Text-to-speech (TTS), although still suffering from an 'electronic accent', has inumerable applications from 'talking books' for the blind to a wide variety of spoken-language information services.

Manfred Schroeder studied mathematics and physics at the University of Goettingen, Germany. In 1954 he joined Bell Laboratories in Murray Hill, New Jersey. At the Labs he worked in speech, hearing and room acoustics until 1987. In 1969 he became a professor of physics at Goettingen, commuting twice yearly to Bell. Schroeder holds 45 U.S. patents for inventions in speech processing and other fields. He was a member of the National Stereophonic Radio Committee that set the standards for FM stereo broadcasting.
In 1972 Schroeder was awarded the Gold Medal of the Audio Engineering Society. He also received the Rayleigh Medal from the British Institute of Acoustics and the Helmholtz Medal from the German Acoustical Society. In 1991 the Acoustical Society of America awarded him its Gold Medal "for his theoretical and practical contributions to human communication through innovative applications of mathematics to speech, hearing and concert hall acoustics."
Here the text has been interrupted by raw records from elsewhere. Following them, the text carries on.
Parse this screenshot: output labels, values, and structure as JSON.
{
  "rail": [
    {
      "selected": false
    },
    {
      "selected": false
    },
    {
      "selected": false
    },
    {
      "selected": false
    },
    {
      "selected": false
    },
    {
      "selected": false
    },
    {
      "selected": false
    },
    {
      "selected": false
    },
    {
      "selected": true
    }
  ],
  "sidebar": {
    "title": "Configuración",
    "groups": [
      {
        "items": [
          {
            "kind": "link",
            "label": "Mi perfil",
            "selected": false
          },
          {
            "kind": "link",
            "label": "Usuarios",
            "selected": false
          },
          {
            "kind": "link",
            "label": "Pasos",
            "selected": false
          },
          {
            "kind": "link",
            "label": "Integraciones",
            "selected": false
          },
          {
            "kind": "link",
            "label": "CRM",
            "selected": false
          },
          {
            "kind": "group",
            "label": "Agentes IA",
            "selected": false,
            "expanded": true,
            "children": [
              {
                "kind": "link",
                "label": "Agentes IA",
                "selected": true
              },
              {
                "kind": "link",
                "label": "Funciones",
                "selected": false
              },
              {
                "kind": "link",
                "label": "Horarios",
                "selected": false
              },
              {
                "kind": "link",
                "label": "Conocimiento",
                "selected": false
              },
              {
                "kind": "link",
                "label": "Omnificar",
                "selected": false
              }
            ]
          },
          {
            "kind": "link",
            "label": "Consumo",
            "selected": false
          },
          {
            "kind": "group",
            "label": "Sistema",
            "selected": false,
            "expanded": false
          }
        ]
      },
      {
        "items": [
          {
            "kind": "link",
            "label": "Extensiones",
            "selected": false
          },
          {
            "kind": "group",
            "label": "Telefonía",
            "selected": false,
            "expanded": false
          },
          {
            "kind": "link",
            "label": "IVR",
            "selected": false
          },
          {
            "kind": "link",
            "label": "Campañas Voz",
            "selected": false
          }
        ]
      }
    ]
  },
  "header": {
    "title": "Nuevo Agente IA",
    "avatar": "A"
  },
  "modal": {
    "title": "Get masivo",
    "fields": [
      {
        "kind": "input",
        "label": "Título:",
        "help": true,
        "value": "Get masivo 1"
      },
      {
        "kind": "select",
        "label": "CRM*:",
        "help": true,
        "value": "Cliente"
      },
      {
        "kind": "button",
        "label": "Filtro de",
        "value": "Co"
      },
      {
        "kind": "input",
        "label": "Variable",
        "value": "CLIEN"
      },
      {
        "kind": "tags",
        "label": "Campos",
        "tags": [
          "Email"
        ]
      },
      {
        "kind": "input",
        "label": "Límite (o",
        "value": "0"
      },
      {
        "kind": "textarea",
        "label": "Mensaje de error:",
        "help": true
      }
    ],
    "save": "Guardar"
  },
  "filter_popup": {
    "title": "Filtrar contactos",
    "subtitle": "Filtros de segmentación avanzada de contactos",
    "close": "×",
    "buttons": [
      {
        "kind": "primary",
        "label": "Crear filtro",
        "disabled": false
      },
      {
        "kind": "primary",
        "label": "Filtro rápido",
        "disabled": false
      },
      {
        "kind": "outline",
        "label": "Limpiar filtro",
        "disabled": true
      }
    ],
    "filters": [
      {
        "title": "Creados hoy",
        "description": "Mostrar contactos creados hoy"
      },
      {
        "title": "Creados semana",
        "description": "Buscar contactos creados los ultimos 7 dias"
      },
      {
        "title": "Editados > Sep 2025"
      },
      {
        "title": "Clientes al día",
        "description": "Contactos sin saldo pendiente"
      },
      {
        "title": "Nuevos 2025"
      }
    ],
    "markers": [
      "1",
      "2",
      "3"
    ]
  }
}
An early practitioner of computer graphics, Schroeder won First Prize at the 1969 International Computer Art Competition in Las Vegas.
Schroeder has written two books: "Number Theory in Science and Communication" and "Fractals, Chaos, Power Laws: Minutes from an Infinite Paradise." He also edited the books "Speech and Speaker Recognition" and "Hundert Jahre Friedrich Hund."
Schroeder is a member of the National Academy of Engineering, a Fellow of the American Academy of Arts and Sciences and the New York and Goettingen Academies. He is also a founding member of the Institut de Recherche Acoustique/Musique, Centre Pompidou, Paris.